Women are MORE vulnerable in a restroom than a man.

I'm a tall, well built woman who regularly hefts 80# sacks of grain and such. Most women do not.

*I* know from experience that in MOST instances, if I had to defend myself against an 'average' man, I would physically be overpowered and lose.

Period.

My children even more so!

Whether a man is dressed in slacks or a dress, he still has the increased leverage of a man's build, along with the greater muscle mass, and the larger quantity of testosterone coursing through his vessels. Those things make him a more powerful creature than I am. Even a male who is taking female hormones will STILL have his male frame and muscle structure working in his favor.

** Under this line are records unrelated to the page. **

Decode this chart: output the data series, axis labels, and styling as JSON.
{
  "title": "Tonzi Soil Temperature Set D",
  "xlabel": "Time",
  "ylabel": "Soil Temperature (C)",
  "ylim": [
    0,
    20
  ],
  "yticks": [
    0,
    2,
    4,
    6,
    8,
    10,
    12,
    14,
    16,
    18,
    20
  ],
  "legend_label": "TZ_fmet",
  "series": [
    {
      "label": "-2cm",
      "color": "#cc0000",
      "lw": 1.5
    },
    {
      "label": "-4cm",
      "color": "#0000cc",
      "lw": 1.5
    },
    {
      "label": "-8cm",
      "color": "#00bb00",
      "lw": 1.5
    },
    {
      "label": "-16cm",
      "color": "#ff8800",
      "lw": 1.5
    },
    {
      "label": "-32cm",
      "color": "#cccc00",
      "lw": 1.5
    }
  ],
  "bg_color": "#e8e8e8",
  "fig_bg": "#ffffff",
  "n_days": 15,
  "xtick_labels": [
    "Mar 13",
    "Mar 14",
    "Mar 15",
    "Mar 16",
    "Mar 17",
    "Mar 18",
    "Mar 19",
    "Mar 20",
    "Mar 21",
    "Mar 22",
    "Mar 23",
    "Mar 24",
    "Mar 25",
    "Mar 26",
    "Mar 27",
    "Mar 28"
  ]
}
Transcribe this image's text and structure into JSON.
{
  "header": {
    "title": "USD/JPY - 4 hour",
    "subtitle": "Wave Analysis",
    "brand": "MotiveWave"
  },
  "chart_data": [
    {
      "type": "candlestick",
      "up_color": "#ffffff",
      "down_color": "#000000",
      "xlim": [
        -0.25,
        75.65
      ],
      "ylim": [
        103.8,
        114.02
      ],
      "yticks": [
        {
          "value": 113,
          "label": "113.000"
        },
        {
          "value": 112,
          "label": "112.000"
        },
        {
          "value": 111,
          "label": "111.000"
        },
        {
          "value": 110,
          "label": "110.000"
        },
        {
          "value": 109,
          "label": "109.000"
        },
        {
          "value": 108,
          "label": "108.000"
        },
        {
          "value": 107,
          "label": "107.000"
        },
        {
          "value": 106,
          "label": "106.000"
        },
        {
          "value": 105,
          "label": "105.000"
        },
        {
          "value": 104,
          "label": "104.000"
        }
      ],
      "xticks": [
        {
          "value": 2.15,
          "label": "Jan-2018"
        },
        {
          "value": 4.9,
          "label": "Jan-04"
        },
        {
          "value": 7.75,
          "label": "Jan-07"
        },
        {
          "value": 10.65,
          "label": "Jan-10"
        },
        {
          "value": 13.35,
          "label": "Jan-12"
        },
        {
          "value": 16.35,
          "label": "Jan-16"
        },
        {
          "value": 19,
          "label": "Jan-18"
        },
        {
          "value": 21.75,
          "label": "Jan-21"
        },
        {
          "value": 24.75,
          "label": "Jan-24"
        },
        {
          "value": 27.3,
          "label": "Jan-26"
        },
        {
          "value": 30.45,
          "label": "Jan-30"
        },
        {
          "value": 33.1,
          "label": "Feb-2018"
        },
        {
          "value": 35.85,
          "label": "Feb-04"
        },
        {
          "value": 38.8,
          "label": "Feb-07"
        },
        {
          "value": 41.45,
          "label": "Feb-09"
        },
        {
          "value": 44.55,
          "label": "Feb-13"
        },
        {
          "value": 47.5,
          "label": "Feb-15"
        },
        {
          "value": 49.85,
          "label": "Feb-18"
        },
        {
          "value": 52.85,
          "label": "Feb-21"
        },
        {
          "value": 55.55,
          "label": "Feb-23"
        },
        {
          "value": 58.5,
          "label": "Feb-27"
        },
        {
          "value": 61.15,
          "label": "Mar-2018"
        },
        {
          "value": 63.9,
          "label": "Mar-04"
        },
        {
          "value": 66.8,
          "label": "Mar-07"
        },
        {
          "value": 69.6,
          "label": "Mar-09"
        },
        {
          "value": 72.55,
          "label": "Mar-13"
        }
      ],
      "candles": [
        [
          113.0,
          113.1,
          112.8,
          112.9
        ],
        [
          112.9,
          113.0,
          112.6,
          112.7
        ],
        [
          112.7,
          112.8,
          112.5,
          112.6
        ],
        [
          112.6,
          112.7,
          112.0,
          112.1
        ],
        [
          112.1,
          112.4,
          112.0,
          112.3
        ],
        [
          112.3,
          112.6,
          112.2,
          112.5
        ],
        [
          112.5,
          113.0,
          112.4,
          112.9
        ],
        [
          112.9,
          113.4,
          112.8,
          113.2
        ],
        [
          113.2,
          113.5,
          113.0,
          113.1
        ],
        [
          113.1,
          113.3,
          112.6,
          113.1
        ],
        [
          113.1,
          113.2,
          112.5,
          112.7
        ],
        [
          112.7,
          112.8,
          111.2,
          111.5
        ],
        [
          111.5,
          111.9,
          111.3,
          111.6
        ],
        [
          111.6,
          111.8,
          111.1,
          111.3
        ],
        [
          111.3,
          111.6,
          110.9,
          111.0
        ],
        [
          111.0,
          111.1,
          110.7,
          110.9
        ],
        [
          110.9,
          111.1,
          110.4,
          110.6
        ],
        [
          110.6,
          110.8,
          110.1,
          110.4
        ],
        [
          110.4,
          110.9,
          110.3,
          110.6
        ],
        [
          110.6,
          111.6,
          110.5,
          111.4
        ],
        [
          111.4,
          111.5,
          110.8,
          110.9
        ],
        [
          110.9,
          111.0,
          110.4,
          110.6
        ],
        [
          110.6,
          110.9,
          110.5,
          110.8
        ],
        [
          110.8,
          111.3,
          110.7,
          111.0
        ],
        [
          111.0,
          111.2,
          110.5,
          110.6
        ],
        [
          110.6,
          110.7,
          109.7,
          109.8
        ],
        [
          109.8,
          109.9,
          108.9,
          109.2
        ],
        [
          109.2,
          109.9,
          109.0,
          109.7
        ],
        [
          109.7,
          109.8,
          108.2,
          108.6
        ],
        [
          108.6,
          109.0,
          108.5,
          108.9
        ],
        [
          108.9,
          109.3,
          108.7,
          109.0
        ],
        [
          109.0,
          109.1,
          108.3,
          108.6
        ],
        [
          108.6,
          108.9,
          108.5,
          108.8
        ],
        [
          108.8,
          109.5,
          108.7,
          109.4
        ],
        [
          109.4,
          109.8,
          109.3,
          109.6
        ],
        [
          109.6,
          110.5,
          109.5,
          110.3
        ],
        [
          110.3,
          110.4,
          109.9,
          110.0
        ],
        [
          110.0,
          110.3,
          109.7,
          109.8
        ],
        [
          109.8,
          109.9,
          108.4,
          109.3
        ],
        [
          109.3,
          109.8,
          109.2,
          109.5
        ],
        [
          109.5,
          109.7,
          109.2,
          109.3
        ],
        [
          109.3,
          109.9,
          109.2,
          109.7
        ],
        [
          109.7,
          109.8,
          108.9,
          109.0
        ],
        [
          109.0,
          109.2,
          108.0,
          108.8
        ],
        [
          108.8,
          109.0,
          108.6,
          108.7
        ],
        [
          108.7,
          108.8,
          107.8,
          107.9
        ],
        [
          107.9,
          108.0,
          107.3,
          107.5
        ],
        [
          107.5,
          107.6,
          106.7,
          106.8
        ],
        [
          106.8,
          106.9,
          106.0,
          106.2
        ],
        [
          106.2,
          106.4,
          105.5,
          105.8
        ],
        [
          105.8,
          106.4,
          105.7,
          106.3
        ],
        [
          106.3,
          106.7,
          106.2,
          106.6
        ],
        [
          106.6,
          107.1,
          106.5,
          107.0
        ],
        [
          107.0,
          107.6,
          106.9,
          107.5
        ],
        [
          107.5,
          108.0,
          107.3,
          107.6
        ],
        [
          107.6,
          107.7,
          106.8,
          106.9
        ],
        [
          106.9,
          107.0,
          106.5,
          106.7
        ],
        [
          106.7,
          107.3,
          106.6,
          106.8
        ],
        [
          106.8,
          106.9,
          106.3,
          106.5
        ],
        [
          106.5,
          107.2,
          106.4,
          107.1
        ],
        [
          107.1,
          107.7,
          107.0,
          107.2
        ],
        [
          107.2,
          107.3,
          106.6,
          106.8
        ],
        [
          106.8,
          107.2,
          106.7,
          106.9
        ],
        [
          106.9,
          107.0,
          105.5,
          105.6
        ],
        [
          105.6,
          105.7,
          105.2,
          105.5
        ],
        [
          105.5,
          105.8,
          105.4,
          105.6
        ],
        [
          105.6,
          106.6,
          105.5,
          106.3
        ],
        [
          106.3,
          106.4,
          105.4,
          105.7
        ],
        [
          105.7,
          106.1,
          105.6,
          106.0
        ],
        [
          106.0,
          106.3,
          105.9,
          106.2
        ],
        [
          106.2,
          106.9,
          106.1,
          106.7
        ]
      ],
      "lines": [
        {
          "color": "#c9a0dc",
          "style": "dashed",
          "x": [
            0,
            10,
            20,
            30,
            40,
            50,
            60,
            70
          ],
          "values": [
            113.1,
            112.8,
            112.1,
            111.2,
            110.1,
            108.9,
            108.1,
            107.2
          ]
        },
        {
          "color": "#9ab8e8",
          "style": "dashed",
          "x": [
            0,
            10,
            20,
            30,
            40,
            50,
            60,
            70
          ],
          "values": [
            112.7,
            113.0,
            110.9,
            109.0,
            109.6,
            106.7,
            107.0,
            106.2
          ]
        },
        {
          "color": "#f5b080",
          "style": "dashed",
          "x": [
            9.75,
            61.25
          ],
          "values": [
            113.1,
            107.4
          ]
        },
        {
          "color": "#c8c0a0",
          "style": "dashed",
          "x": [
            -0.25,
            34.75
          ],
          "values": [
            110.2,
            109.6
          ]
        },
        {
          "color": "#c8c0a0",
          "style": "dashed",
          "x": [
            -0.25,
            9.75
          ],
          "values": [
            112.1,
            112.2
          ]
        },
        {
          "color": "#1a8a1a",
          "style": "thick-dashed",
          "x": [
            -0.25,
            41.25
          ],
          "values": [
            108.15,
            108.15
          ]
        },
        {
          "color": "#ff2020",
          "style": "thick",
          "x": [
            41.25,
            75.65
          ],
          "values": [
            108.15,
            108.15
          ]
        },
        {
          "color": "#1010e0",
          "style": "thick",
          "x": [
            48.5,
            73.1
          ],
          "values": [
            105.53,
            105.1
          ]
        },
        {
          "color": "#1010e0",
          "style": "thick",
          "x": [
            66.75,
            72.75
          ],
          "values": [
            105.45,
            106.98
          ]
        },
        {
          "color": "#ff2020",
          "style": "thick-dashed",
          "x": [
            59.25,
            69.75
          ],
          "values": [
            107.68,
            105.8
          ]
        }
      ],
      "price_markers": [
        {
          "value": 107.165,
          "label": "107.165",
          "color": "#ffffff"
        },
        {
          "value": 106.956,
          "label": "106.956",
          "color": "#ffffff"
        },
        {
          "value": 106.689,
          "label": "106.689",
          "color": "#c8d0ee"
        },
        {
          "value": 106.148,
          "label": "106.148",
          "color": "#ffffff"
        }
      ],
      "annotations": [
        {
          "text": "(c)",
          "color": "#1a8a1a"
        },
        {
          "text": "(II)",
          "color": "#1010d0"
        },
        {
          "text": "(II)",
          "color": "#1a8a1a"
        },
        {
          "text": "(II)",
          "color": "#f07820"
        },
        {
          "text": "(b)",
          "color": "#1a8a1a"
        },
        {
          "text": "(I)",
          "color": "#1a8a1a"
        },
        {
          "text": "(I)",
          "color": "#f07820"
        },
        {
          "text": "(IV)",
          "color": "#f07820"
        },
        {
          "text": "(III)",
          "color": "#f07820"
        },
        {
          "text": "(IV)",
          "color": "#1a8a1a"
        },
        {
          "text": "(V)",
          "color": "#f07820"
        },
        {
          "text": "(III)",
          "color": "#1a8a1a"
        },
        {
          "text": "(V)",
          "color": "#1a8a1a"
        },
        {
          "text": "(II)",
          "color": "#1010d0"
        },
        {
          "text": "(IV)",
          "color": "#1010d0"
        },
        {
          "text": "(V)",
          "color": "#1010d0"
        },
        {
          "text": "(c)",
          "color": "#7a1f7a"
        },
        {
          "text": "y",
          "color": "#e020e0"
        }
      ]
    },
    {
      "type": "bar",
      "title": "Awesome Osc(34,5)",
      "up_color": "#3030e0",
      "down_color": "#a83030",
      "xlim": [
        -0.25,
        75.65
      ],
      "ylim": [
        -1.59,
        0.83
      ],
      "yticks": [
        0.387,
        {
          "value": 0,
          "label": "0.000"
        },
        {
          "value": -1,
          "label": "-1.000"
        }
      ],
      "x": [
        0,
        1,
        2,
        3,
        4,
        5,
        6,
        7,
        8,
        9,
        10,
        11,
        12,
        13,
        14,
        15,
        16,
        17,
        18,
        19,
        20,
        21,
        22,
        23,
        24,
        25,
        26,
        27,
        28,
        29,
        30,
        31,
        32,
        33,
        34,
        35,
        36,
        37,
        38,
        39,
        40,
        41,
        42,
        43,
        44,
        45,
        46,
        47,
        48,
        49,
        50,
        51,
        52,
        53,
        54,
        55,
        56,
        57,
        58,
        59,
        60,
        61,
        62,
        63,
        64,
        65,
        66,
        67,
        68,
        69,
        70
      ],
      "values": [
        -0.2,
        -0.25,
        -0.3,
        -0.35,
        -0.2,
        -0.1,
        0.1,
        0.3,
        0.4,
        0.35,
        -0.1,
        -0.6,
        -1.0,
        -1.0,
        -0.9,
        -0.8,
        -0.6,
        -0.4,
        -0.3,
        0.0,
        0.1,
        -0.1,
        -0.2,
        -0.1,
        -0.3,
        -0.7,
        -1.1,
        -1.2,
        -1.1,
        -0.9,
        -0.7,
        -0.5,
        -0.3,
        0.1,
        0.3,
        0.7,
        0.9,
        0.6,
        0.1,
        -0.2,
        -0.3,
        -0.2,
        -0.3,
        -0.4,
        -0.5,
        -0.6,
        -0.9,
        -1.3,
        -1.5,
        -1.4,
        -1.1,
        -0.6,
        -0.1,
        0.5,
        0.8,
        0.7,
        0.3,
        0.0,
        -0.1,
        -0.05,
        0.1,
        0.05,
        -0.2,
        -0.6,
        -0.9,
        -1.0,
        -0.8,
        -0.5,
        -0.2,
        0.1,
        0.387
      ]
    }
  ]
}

A sexual predator in the throes of a hunt has even more testosterone and adrenaline which increases the discrepancy between our strengths.

A transsexual may choose to think, dress and behave like a woman, but he still has the strength and the frame of a man. *HE* may pose no harm to anyone, BUT by him forcing himself into a private place where women are especially vulnerable, and having laws changed and patterned to do likewise for others, he has now given an excuse for men who really are predators to 'be,' regularly and freely, in those same places.
Pauline Park is a relatively high-profile person. S/he is co-chair of the New York Association for Gender Rights Advocacy (NYAGRA). Indeed, I found his/her email address on the NYAGRA website. And so I have written to him/her:
How do you believe these women's human rights, and their concerns about safety for themselves and their children, can be upheld? Perhaps the Civil Rights Commission addressed these concerns?
Somehow, I doubt it.

I look forward to hearing back from Pauline.